Melbourne, Florida-based Harris Corporation sent out the stunning image above in a press release earlier today. The high-resolution photograph, which features incredible cloud details, colors, and water features, was taken aboard the Geostationary Operational Environmental Satellite 16 (GOES-16) satellite, which features Harris Corp’s Advanced Baseline Imager, a custom-built digital camera with image resolution of one-tenth of a square mile, or four times better than current imagers.
Additional filters, or spectral bands, on the camera will detect more information about volcanic ash, dust, clouds, winds, fires, rainfall rate, and hurricane intensity than previous generations of geostationary weather satellites. Critical information about severe weather events can come as fast as 30 seconds, which is five times faster than previous technology.
“Once the satellite is fully operational, the resolution of the imagery taken from the Harris ABI will be comparable to seeing a quarter from a mile away,” said Eric Webster, vice president and general manager, Harris Environmental Solutions.

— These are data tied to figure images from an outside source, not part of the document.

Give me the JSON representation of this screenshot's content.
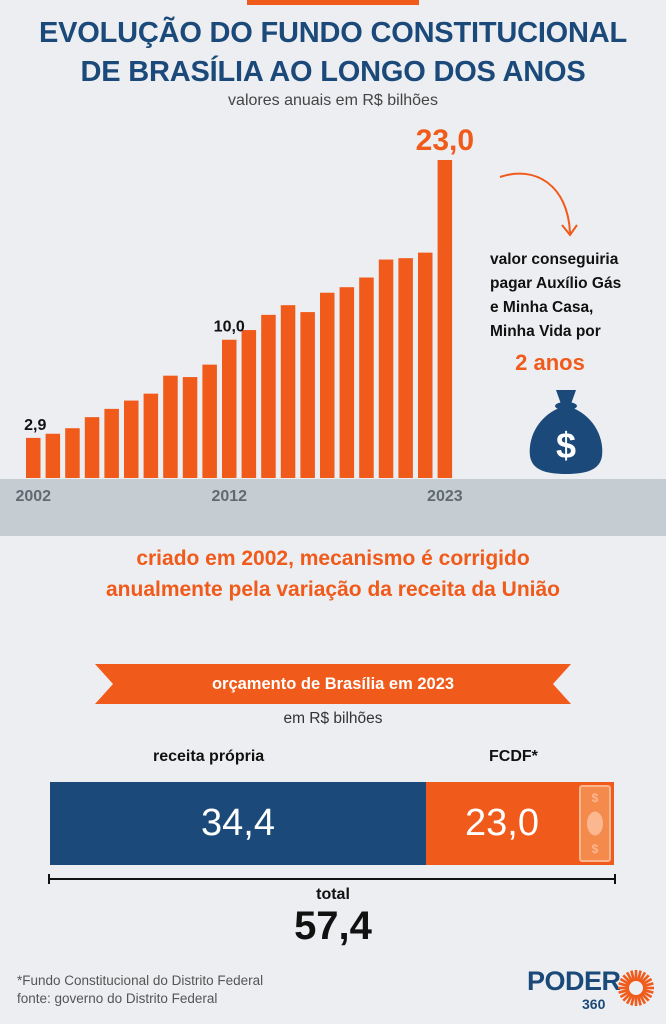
{
  "title_line1": "EVOLUÇÃO DO FUNDO CONSTITUCIONAL",
  "title_line2": "DE BRASÍLIA AO LONGO DOS ANOS",
  "subtitle": "valores anuais em R$ bilhões",
  "colors": {
    "orange": "#f05a1a",
    "navy": "#1b4a7a",
    "background": "#eceef1",
    "ground": "#c5ccd2"
  },
  "chart_data": {
    "type": "bar",
    "title": "EVOLUÇÃO DO FUNDO CONSTITUCIONAL DE BRASÍLIA AO LONGO DOS ANOS",
    "ylabel": "valores anuais em R$ bilhões",
    "categories": [
      "2002",
      "2003",
      "2004",
      "2005",
      "2006",
      "2007",
      "2008",
      "2009",
      "2010",
      "2011",
      "2012",
      "2013",
      "2014",
      "2015",
      "2016",
      "2017",
      "2018",
      "2019",
      "2020",
      "2021",
      "2022",
      "2023"
    ],
    "values": [
      2.9,
      3.2,
      3.6,
      4.4,
      5.0,
      5.6,
      6.1,
      7.4,
      7.3,
      8.2,
      10.0,
      10.7,
      11.8,
      12.5,
      12.0,
      13.4,
      13.8,
      14.5,
      15.8,
      15.9,
      16.3,
      23.0
    ],
    "tick_labels": [
      {
        "index": 0,
        "text": "2002"
      },
      {
        "index": 10,
        "text": "2012"
      },
      {
        "index": 21,
        "text": "2023"
      }
    ],
    "value_labels": [
      {
        "index": 0,
        "text": "2,9"
      },
      {
        "index": 10,
        "text": "10,0"
      },
      {
        "index": 21,
        "text": "23,0"
      }
    ],
    "ylim": [
      0,
      23.0
    ],
    "grid": false
  },
  "annotation": {
    "lines": [
      "valor conseguiria",
      "pagar Auxílio Gás",
      "e Minha Casa,",
      "Minha Vida por"
    ],
    "highlight": "2 anos",
    "icon": "money-bag-icon"
  },
  "note_line1": "criado em 2002, mecanismo é corrigido",
  "note_line2": "anualmente pela variação da receita da União",
  "budget": {
    "ribbon_title": "orçamento de Brasília em 2023",
    "unit": "em R$ bilhões",
    "own_revenue": {
      "label": "receita própria",
      "value": 34.4,
      "value_text": "34,4"
    },
    "fcdf": {
      "label": "FCDF*",
      "value": 23.0,
      "value_text": "23,0"
    },
    "total_label": "total",
    "total_text": "57,4"
  },
  "footnote_line1": "*Fundo Constitucional do Distrito Federal",
  "footnote_line2": "fonte: governo do Distrito Federal",
  "logo": {
    "word": "PODER",
    "number": "360"
  }
}
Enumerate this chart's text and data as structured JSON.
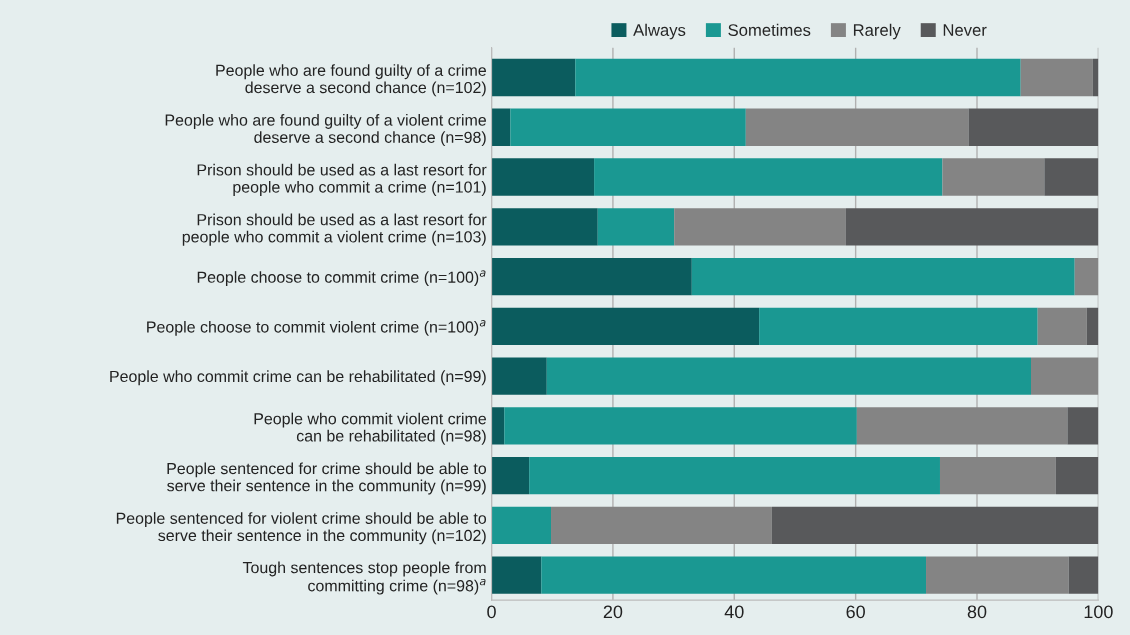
{
  "chart_data": {
    "type": "bar",
    "orientation": "horizontal",
    "stacked": true,
    "categories": [
      "People who are found guilty of a crime\ndeserve a second chance (n=102)",
      "People who are found guilty of a violent crime\ndeserve a second chance (n=98)",
      "Prison should be used as a last resort for\npeople who commit a crime (n=101)",
      "Prison should be used as a last resort for\npeople who commit a violent crime (n=103)",
      "People choose to commit crime (n=100)$^{a}$",
      "People choose to commit violent crime (n=100)$^{a}$",
      "People who commit crime can be rehabilitated (n=99)",
      "People who commit violent crime\ncan be rehabilitated (n=98)",
      "People sentenced for crime should be able to\nserve their sentence in the community (n=99)",
      "People sentenced for violent crime should be able to\nserve their sentence in the community (n=102)",
      "Tough sentences stop people from\ncommitting crime (n=98)$^{a}$"
    ],
    "series": [
      {
        "name": "Always",
        "color": "#0b5c5e",
        "values": [
          13.8,
          3.1,
          16.9,
          17.5,
          33.0,
          44.1,
          9.1,
          2.1,
          6.2,
          0,
          8.2
        ]
      },
      {
        "name": "Sometimes",
        "color": "#1a9892",
        "values": [
          73.4,
          38.8,
          57.4,
          12.6,
          63.1,
          45.9,
          79.8,
          58.1,
          67.7,
          9.8,
          63.4
        ]
      },
      {
        "name": "Rarely",
        "color": "#848484",
        "values": [
          11.9,
          36.7,
          16.8,
          28.3,
          3.9,
          8.1,
          11.1,
          34.7,
          19.1,
          36.4,
          23.5
        ]
      },
      {
        "name": "Never",
        "color": "#58595b",
        "values": [
          0.9,
          21.4,
          8.9,
          41.6,
          0,
          1.9,
          0,
          5.1,
          7.0,
          53.8,
          4.9
        ]
      }
    ],
    "xlim": [
      0,
      100
    ],
    "xticks": [
      0,
      20,
      40,
      60,
      80,
      100
    ],
    "grid": "x",
    "legend": "top right"
  }
}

The image was downloaded and processed by the Harris-built enterprise ground system, which controls the weather satellite and all of its six major instruments, including the imager. The ground system will also process the significant increase in new data, producing 1.75 terabytes of data per day for the National Weather Service and other users. In only three-and-a-half years, the data production from the satellite’s advanced baseline imager (ABI) will equal the total data production from 1975 through 2015 of all prior GOES imager and sounder data combined.